The old adage “prepare for the worst and hope for the best” accurately sums up why contractors have insurance, but the level of cover we require can be a bit baffling. Jackie Biswell of Apex Roofing has teamed up with Lesley McKee of Alan Boswell Insurance Brokers to outline the top considerations when it comes to insuring a project.
Ensuring you are insured is all very well and good, but insurance is a vast and complex business with a whole host of “ifs” and “buts” thrown into the mix.
But things can and do go wrong; the truth of the matter is that without the proper back-up a business can go bust in the event of a crisis.
That’s why it is crucial to get the right advice from insurers who understand how your sector operates and why it’s important you are upfront and honest about the specifications of your project, so you don’t end up under-insured or not adequately protected.
Fair representation of risk is vital
An insurer’s perception of risk is going to be very different to a contractor’s perception of risk.
Often an insurer may appear overly cautious. However, your job as a contractor is to be accurate in reporting the details of any previous incidents and material facts. This will have a direct effect on the level of risk attached to the job you are insuring. It will also give the insurer all the information they need to work out balances of probability for anything going wrong.
Pay attention to contract value
If your contract exceeds the value you have stated in your insurance you will not be covered should the worst happen.
When providing details to your insurer about the project it’s always best to overestimate the value of the project than stick to the exact price of the contract. This will give you a buffer so that you don’t run the risk of being underinsured.
Overestimating makes very little difference to the premium and will make sure you are protected. If, as the job progresses, additional elements are added to the contract, your insurer will accept add-ons for these tasks too, so make sure you keep them up to date with any changes.
The same applies for length of contract – be sure to incorporate the maintenance period into the contract length so that you are covered during the snagging period. Check the contract wording to be sure you are clear on how long they will hold you liable for the maintenance of the project.
This goes without saying, but if you are not compliant on site with current H&S legislation and there is an accident, your claim will not be paid.
This may sound like common sense, but from an insurer’s perspective they will need to see up-to-date and accurate evidence of such compliance before they will process the claim.
Insurers honour good business practice as in up to date risk assessments, properly trained staff, H&S compliance and correct safety workwear provision.
Subcontractors are all the same, aren’t they?
No – not from an insurance point of view. A bona-fide subcontractor is a subcontractor who works under their own insurance.
This does not mean that if a bona-fide subcontractor’s actions cause you to be legally liable for something that you are not insured.
Your insurance will cover any liabilities against you even if they are produced by another party.
What it does mean however is that your insurer will not offer coverage for any liability of the bona-fide subcontractor.
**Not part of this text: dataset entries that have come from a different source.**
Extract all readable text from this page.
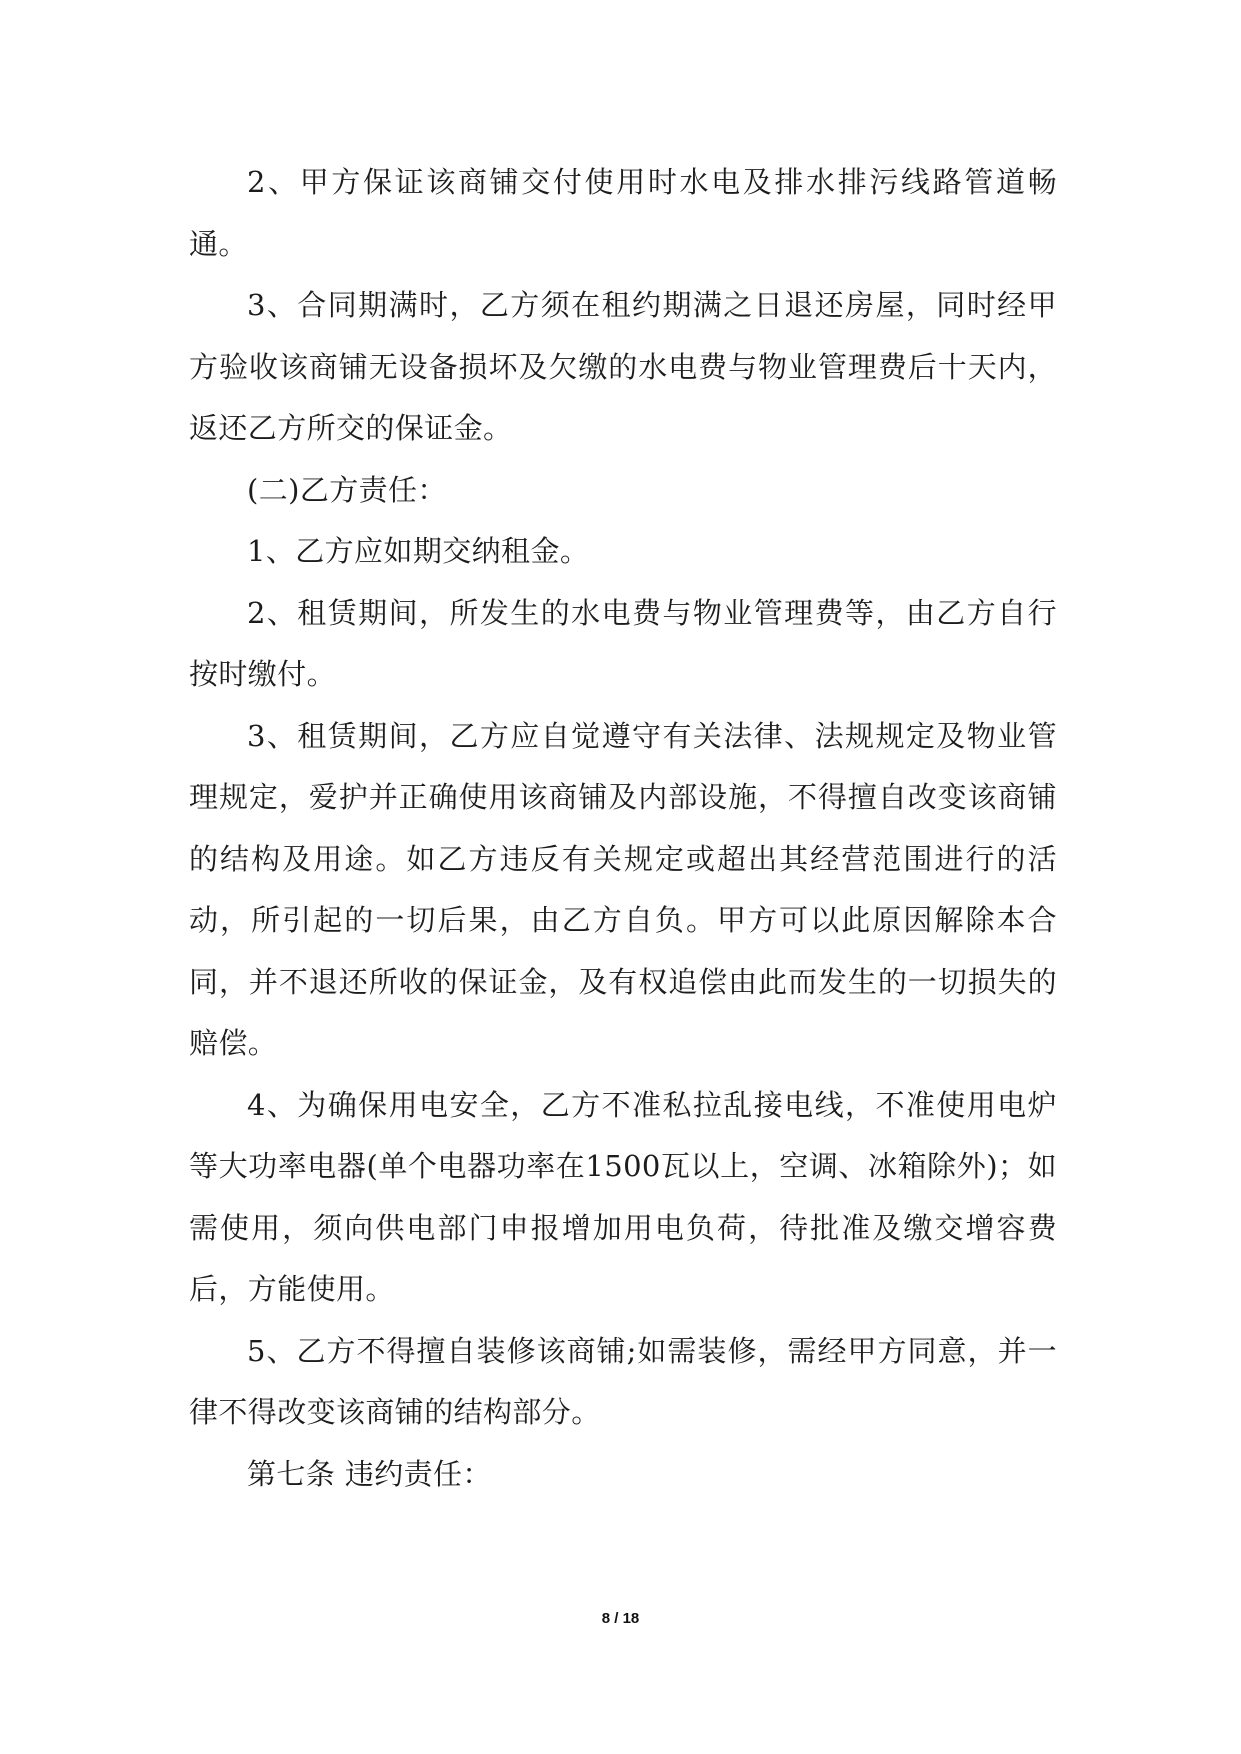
2、甲方保证该商铺交付使用时水电及排水排污线路管道畅通。

3、合同期满时，乙方须在租约期满之日退还房屋，同时经甲方验收该商铺无设备损坏及欠缴的水电费与物业管理费后十天内，返还乙方所交的保证金。

(二)乙方责任：

1、乙方应如期交纳租金。

2、租赁期间，所发生的水电费与物业管理费等，由乙方自行按时缴付。

3、租赁期间，乙方应自觉遵守有关法律、法规规定及物业管理规定，爱护并正确使用该商铺及内部设施，不得擅自改变该商铺的结构及用途。如乙方违反有关规定或超出其经营范围进行的活动，所引起的一切后果，由乙方自负。甲方可以此原因解除本合同，并不退还所收的保证金，及有权追偿由此而发生的一切损失的赔偿。

4、为确保用电安全，乙方不准私拉乱接电线，不准使用电炉等大功率电器(单个电器功率在1500瓦以上，空调、冰箱除外)；如需使用，须向供电部门申报增加用电负荷，待批准及缴交增容费后，方能使用。

5、乙方不得擅自装修该商铺;如需装修，需经甲方同意，并一律不得改变该商铺的结构部分。

第七条 违约责任：

8 / 18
It’s essential that you check that your bona-fide subcontractors have the same level of public liability coverage as you do, or at least the level stipulated in your policy, prior to engaging them.
For the purposes of insurance, a labour-only sub-contractor is an employee. They will need to be factored into your insurance calculations as employees, as they are working under your directive and are therefore your responsibility.
It’s worth noting too that if a claim is made and an employer is found to have been negligent, the insurer has the right to claim back the amount paid out from the employer, although in practise this very rarely happens.
The boss’s background matters
Many don’t realise that if a Director of your company has ever had a CCJ and you haven’t declared this, or if they were previously a Director of another company that went into liquidation or administration, then these are considered as material facts which unless declared usually renders your insurance invalid.
The most important thing to bear in mind with insurance is to err on the side of caution and keep your insurance company in the loop. Even if you are providing them with more information than they need, it’s better than providing them with too little and then finding you aren’t covered should the worst happen!